Te Pūkenga's formation aims to streamline vocational delivery, potentially curbing PTE proliferation. 2026 fee regulations cap increases at 3%, pressuring providers to justify subsidies.
Stakeholder Perspectives: From Taxpayers to Educators
Academics view the controversy as symptomatic of untargeted funding. University of Auckland Vice-Chancellor views echo TEC's supplementary analysis: fees-free yields negligible behavior change, better suited to targeted aid. PTE advocates stress NZQA oversight ensures quality, with skydiving diploma meeting industry standards via 200+ jumps and safety modules.
Government response: TEC confirms eligibility for approved programs but notes ongoing reviews. No clawback announced, but 2026 audits emphasize outcomes.
Implications for Students and Future Reforms
For aspiring skydivers, the program offers viable careers; for universities, it spotlights funding competition. Reforms under Tertiary Education Strategy 2025-2030 prioritize high-value qualifications, potentially excluding low-enrollment niches. Actionable insights: Students verify Fees Free via IRD; providers align with labor market forecasts.

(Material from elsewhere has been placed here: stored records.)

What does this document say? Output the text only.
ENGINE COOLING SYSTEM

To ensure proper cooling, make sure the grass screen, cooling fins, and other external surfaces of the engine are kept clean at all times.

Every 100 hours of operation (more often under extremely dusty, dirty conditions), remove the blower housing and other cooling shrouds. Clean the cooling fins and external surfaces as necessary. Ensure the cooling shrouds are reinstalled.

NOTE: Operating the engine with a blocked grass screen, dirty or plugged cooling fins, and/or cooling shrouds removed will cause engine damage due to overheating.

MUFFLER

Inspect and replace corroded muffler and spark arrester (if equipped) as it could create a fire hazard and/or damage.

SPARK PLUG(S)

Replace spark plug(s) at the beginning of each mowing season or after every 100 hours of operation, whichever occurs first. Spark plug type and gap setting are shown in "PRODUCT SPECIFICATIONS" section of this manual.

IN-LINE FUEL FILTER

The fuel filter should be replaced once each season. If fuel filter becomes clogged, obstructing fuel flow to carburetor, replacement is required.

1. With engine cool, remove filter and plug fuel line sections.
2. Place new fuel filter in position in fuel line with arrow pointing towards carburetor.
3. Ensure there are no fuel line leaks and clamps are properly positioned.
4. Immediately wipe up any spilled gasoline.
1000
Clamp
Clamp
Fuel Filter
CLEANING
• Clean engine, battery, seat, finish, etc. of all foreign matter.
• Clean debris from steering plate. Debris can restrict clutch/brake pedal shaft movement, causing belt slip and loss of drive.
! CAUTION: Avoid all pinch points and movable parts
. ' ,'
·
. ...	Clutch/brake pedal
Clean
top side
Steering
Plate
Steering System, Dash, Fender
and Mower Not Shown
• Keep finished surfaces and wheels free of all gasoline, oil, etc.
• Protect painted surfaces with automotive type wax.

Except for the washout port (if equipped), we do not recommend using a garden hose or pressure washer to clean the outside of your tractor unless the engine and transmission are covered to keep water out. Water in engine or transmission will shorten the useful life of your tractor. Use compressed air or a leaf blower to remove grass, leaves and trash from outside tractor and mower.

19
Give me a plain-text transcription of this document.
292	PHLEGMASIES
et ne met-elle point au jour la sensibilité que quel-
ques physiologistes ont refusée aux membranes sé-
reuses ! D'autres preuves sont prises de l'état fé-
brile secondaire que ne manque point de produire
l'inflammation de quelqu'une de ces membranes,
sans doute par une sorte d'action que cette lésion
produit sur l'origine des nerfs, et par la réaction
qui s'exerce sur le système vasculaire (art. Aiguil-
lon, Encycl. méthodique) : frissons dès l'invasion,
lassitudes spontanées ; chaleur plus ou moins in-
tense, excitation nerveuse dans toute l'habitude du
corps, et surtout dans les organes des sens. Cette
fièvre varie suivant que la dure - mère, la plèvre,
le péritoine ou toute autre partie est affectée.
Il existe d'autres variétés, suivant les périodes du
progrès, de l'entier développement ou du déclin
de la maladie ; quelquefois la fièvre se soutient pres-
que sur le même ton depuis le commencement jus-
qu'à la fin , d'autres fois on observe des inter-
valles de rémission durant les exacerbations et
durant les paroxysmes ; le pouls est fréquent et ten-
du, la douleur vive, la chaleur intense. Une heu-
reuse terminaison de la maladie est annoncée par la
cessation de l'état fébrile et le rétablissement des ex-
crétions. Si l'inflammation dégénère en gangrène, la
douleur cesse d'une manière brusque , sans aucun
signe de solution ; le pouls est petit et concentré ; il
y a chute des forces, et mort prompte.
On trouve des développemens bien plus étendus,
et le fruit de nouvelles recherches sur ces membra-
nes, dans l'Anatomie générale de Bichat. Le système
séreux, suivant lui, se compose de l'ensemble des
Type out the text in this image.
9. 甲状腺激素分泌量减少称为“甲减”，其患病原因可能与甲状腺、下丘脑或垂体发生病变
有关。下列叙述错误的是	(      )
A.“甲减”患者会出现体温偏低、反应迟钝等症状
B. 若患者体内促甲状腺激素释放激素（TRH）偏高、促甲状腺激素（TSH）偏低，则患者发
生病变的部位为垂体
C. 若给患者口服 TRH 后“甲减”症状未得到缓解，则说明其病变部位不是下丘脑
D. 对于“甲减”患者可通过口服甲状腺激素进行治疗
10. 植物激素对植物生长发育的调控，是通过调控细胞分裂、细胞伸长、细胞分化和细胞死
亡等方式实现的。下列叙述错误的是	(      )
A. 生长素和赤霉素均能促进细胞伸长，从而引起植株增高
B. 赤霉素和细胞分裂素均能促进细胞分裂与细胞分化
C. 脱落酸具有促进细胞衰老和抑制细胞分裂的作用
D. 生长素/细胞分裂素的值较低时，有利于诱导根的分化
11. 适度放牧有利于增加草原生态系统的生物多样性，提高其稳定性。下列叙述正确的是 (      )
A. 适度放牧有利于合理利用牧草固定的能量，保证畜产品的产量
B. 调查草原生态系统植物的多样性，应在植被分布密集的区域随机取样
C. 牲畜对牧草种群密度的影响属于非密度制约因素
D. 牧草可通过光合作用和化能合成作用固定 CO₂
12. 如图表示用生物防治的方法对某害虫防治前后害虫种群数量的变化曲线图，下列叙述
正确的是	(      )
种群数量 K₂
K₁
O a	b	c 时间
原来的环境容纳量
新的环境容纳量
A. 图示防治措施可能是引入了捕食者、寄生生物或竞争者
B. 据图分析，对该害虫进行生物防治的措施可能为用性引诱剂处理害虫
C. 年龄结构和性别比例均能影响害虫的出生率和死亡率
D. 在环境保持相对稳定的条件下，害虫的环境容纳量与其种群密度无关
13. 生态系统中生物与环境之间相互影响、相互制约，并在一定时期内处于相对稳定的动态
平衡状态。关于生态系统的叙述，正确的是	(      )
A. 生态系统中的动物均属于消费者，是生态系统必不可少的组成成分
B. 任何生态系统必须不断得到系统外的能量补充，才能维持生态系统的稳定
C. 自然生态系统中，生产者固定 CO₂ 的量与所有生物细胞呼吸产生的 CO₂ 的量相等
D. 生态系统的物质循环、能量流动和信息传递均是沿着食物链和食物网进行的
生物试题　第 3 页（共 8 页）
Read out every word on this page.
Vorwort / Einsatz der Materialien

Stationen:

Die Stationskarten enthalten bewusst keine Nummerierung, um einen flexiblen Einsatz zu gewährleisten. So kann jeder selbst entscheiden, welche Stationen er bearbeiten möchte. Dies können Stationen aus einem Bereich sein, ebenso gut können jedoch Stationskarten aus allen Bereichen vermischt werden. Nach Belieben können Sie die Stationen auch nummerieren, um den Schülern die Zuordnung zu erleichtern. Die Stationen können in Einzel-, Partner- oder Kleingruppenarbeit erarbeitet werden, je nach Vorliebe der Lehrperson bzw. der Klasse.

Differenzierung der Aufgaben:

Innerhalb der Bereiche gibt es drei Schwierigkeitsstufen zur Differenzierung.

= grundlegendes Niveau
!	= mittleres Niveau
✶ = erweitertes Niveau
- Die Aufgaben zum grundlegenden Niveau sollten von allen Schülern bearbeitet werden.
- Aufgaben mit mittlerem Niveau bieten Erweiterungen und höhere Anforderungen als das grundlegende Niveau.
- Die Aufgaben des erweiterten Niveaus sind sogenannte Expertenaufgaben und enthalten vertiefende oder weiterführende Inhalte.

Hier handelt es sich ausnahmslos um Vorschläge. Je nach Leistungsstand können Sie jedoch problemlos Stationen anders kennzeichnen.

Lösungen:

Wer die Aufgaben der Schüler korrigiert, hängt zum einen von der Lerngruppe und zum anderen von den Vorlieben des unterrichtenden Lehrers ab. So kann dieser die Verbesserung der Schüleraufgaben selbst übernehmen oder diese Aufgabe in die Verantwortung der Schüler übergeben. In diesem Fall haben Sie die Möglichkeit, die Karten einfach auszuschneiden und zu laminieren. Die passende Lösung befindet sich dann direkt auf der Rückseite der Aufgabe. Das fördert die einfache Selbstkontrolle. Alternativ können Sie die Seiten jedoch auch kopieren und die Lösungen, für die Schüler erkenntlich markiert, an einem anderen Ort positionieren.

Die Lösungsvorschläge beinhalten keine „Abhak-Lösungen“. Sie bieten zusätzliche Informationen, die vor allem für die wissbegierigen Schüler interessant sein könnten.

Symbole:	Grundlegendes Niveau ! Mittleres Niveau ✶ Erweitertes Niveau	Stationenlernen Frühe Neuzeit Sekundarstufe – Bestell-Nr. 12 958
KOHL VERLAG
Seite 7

Photo by Troy Spoelma on Unsplash
| Aspect | Fees Free Skydiving | University Degrees |
|---|---|---|
| Cost to Student | $1,502 + gear | Minimal final year |
| Duration | 32 weeks | 3-4 years |
| Employment Rate | 81-100% | 85% (6 months post-grad) |
Looking Ahead: Balancing Access, Value, and Accountability
The skydiving saga catalyzes debate on tertiary sustainability. With $12,000 claims open for 2026 final-years, emphasis shifts to measurable impacts. Universities advocate integrated funding models linking subsidies to graduate premiums and equity metrics. Balanced reform—targeted incentives, PTE oversight, university investment—could optimize outcomes without stifling vocational diversity. For New Zealand's higher education sector, this controversy reinforces the need for adaptive, taxpayer-aligned policies.